Here's Lewis: "Most entrepreneurs are following their money, as opposed to following their hearts. When we follow the things we love most, the things we are most passionate about, we're able to spend more time, put in more detail and thoughtfulness, into making them come to life."
5. Nir Eyal, author of Hooked
What's Nir's cautionary piece of advice? "Certainty is more dangerous than ignorance."
Nir, the author of the Wall Street Journal bestseller Hooked, has become the authority on how to build habit-forming products. After years of research and experience in the video game and advertising industries, Nir is a sought-after writer, speaker, and educator on the psychology behind what motivates consumer engagement.

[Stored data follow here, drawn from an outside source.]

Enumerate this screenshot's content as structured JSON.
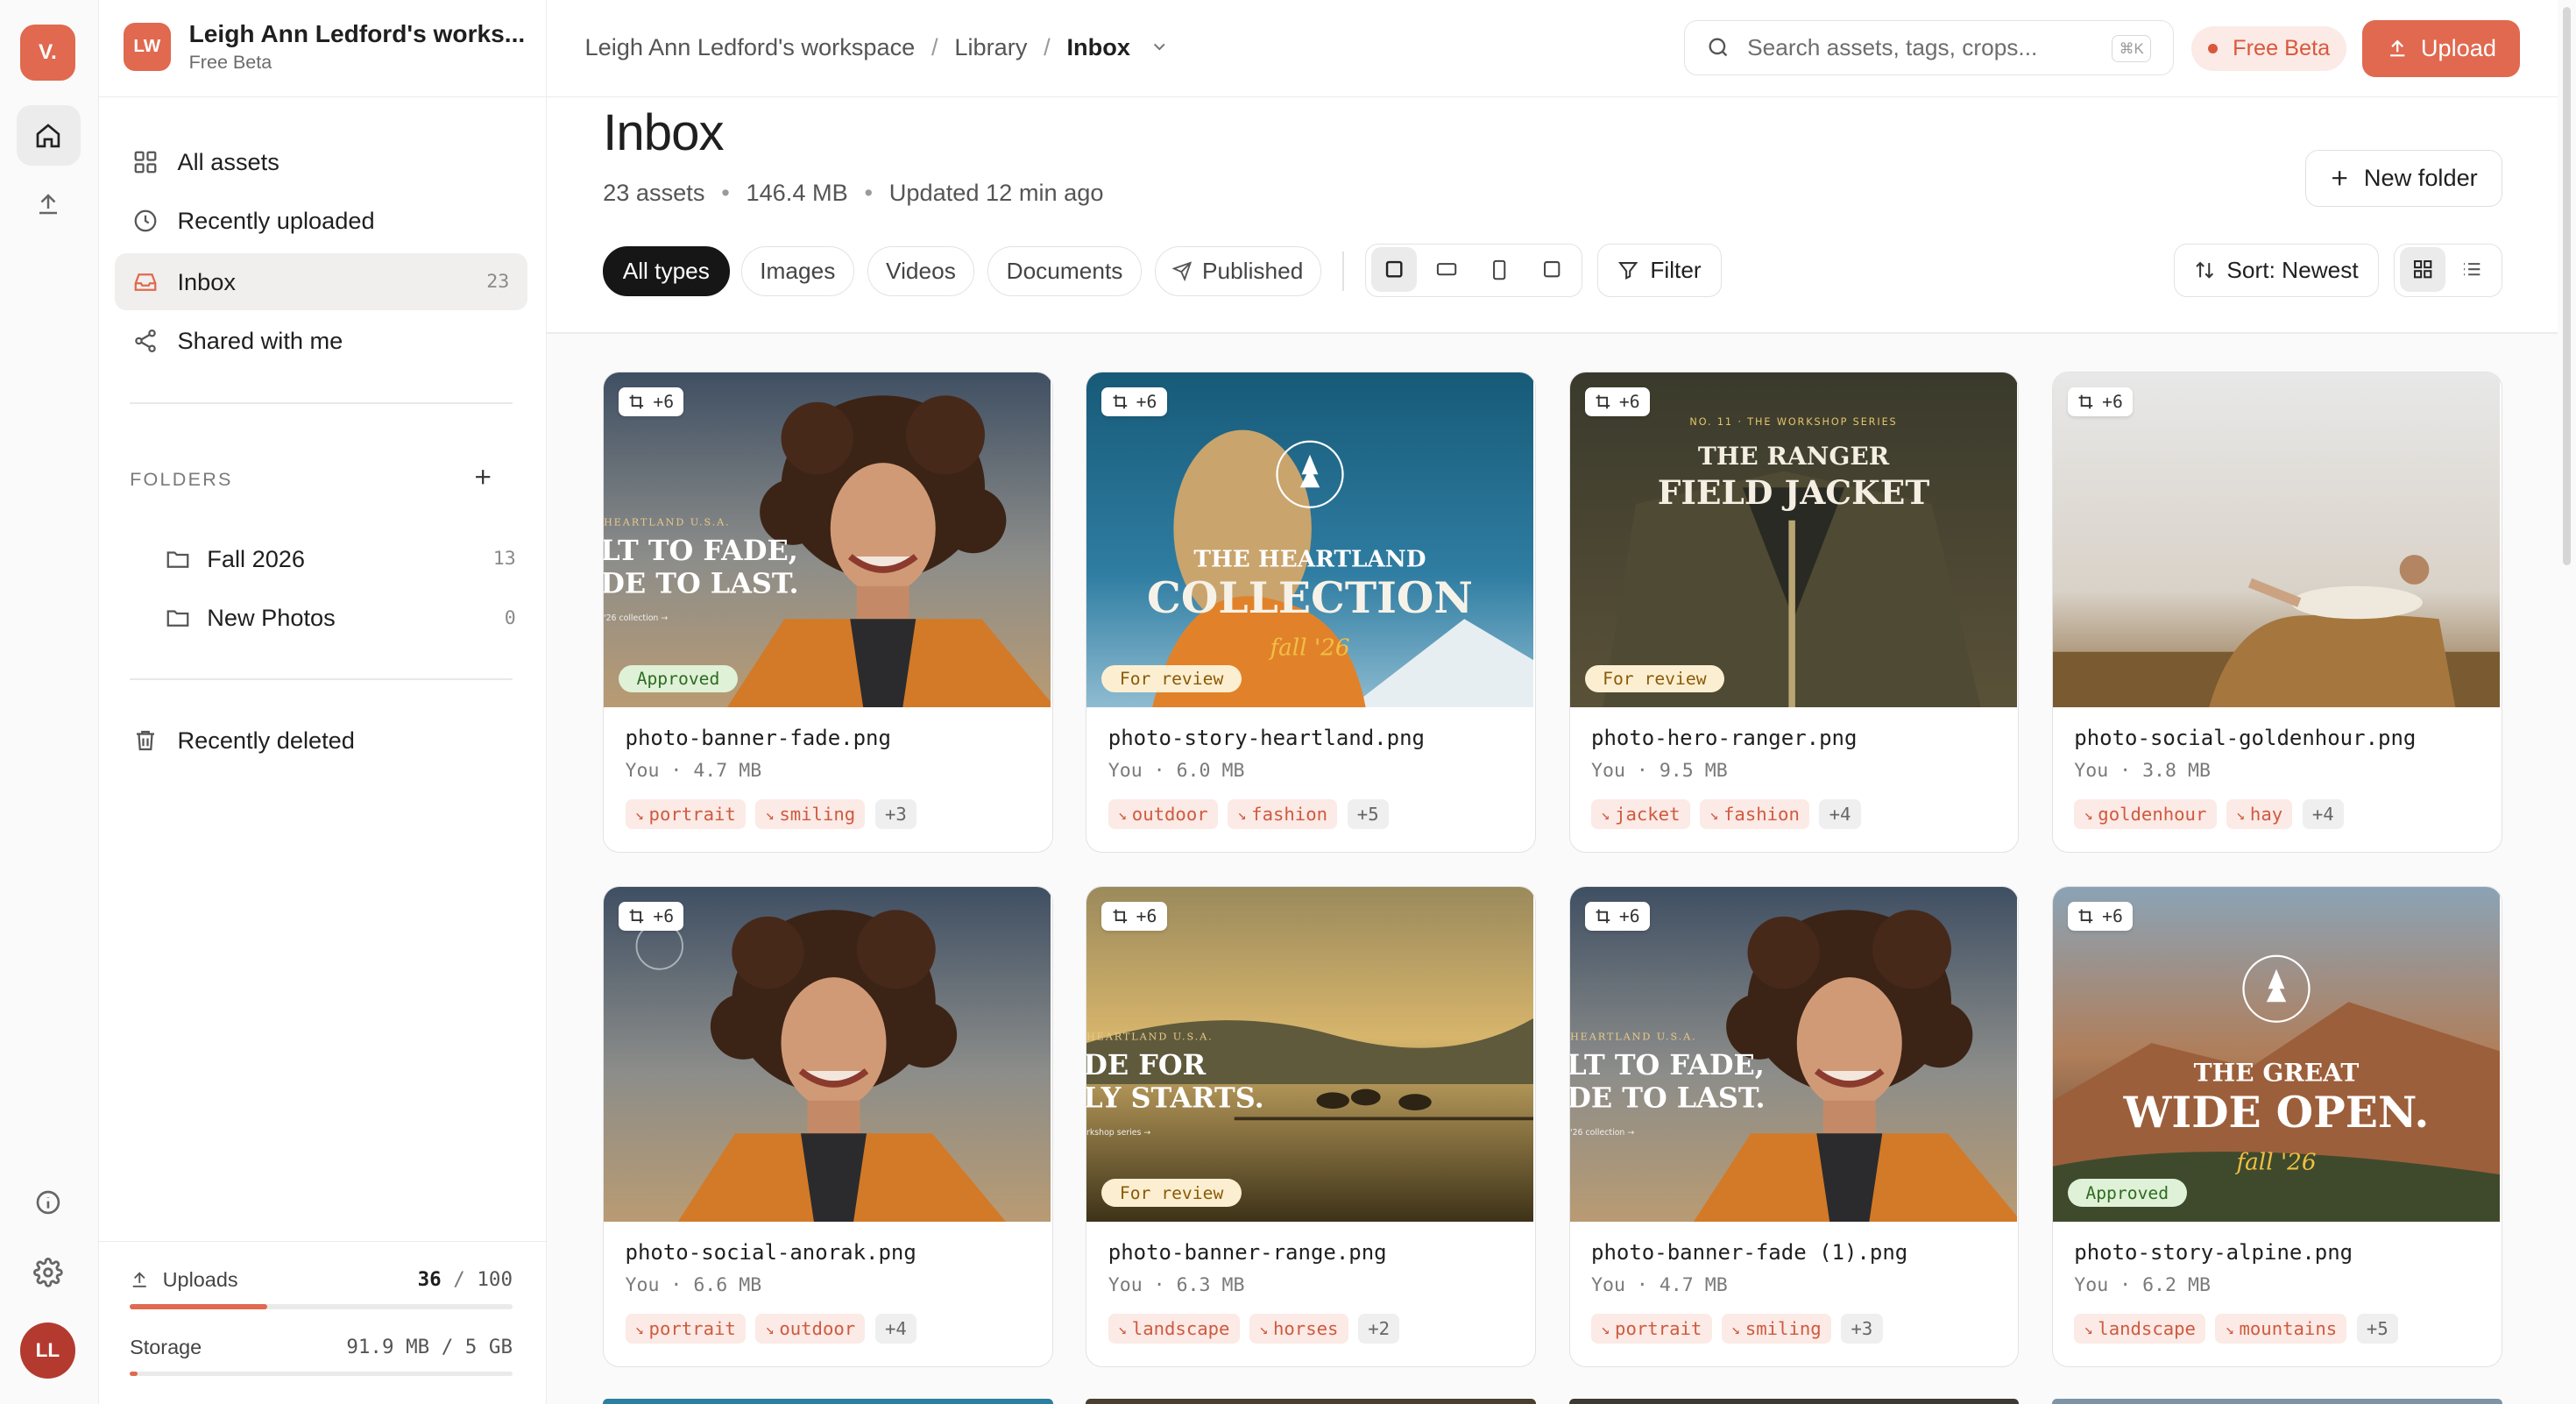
{
  "app": {
    "rail_logo": "V.",
    "user_initials": "LL"
  },
  "workspace": {
    "badge": "LW",
    "name": "Leigh Ann Ledford's works...",
    "plan": "Free Beta"
  },
  "sidebar": {
    "nav": [
      {
        "label": "All assets",
        "icon": "grid-icon",
        "count": ""
      },
      {
        "label": "Recently uploaded",
        "icon": "clock-icon",
        "count": ""
      },
      {
        "label": "Inbox",
        "icon": "inbox-icon",
        "count": "23"
      },
      {
        "label": "Shared with me",
        "icon": "share-icon",
        "count": ""
      }
    ],
    "folders_heading": "FOLDERS",
    "folders": [
      {
        "label": "Fall 2026",
        "count": "13"
      },
      {
        "label": "New Photos",
        "count": "0"
      }
    ],
    "recently_deleted": "Recently deleted",
    "usage": {
      "uploads_label": "Uploads",
      "uploads_used": "36",
      "uploads_total": "100",
      "uploads_fraction": 0.36,
      "storage_label": "Storage",
      "storage_value": "91.9 MB / 5 GB",
      "storage_fraction": 0.018
    }
  },
  "topbar": {
    "breadcrumb": [
      "Leigh Ann Ledford's workspace",
      "Library",
      "Inbox"
    ],
    "search_placeholder": "Search assets, tags, crops...",
    "search_shortcut": "⌘K",
    "beta_label": "Free Beta",
    "upload_label": "Upload"
  },
  "page": {
    "title": "Inbox",
    "asset_count": "23 assets",
    "size": "146.4 MB",
    "updated": "Updated 12 min ago",
    "new_folder_label": "New folder",
    "filters": [
      "All types",
      "Images",
      "Videos",
      "Documents",
      "Published"
    ],
    "filter_label": "Filter",
    "sort_label": "Sort: Newest"
  },
  "assets": [
    {
      "name": "photo-banner-fade.png",
      "meta": "You · 4.7 MB",
      "crops": "+6",
      "status": "Approved",
      "tags": [
        "portrait",
        "smiling"
      ],
      "more": "+3",
      "overlay": {
        "kicker": "HEARTLAND U.S.A.",
        "line1": "LT TO FADE,",
        "line2": "DE TO LAST.",
        "small": "'26 collection →"
      }
    },
    {
      "name": "photo-story-heartland.png",
      "meta": "You · 6.0 MB",
      "crops": "+6",
      "status": "For review",
      "tags": [
        "outdoor",
        "fashion"
      ],
      "more": "+5",
      "overlay": {
        "line1": "THE HEARTLAND",
        "line2": "COLLECTION",
        "script": "fall '26"
      }
    },
    {
      "name": "photo-hero-ranger.png",
      "meta": "You · 9.5 MB",
      "crops": "+6",
      "status": "For review",
      "tags": [
        "jacket",
        "fashion"
      ],
      "more": "+4",
      "overlay": {
        "kicker": "NO. 11 · THE WORKSHOP SERIES",
        "line1": "THE RANGER",
        "line2": "FIELD JACKET"
      }
    },
    {
      "name": "photo-social-goldenhour.png",
      "meta": "You · 3.8 MB",
      "crops": "+6",
      "status": "",
      "tags": [
        "goldenhour",
        "hay"
      ],
      "more": "+4",
      "overlay": {}
    },
    {
      "name": "photo-social-anorak.png",
      "meta": "You · 6.6 MB",
      "crops": "+6",
      "status": "",
      "tags": [
        "portrait",
        "outdoor"
      ],
      "more": "+4",
      "overlay": {}
    },
    {
      "name": "photo-banner-range.png",
      "meta": "You · 6.3 MB",
      "crops": "+6",
      "status": "For review",
      "tags": [
        "landscape",
        "horses"
      ],
      "more": "+2",
      "overlay": {
        "kicker": "HEARTLAND U.S.A.",
        "line1": "DE FOR",
        "line2": "LY STARTS.",
        "small": "rkshop series →"
      }
    },
    {
      "name": "photo-banner-fade (1).png",
      "meta": "You · 4.7 MB",
      "crops": "+6",
      "status": "",
      "tags": [
        "portrait",
        "smiling"
      ],
      "more": "+3",
      "overlay": {
        "kicker": "HEARTLAND U.S.A.",
        "line1": "LT TO FADE,",
        "line2": "DE TO LAST.",
        "small": "'26 collection →"
      }
    },
    {
      "name": "photo-story-alpine.png",
      "meta": "You · 6.2 MB",
      "crops": "+6",
      "status": "Approved",
      "tags": [
        "landscape",
        "mountains"
      ],
      "more": "+5",
      "overlay": {
        "line1": "THE GREAT",
        "line2": "WIDE OPEN.",
        "script": "fall '26"
      }
    }
  ],
  "colors": {
    "accent": "#e0694f",
    "approved_bg": "#dff1d6",
    "review_bg": "#fcefd1",
    "tag_bg": "#fbeae5"
  }
}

Here's Nir: "It's up to us as entrepreneurs to see the world as it should be--not necessarily how it is. When you think you're sure of the way things are, that's when you get passed up and you don't see the opportunities that real entrepreneurs envision."
6. Guy Kawasaki, chief evangelist of Canva, author of The Art of the Start 2.0
What does Guy share with all of the entrepreneurs he works with? "Focus on the prototype."
Guy, the former chief evangelist of Apple, is an immensely successful marketing executive, investor, and author, whose 13 books include The Art of the Start 2.0. Over the years, he's helped dozens of well-known companies take their products from concept to market dominance.
His formula for replicating startup success? Focusing only on the activities that drive positive results for your business, a topic he elaborates on in his online class.
Here's Guy: "If you get a prototype out and you get enough people using it, you never have to write a business plan. A prototype is where you separate the BS from the reality."
No matter your background, skill set, or passion in life, starting and growing a successful business can be done with the right combination of hard work, determination, and seizing the opportunities that come your way.
Having a well-thought-out game plan and not allowing your excuses to hold you back are major steps down the road to success.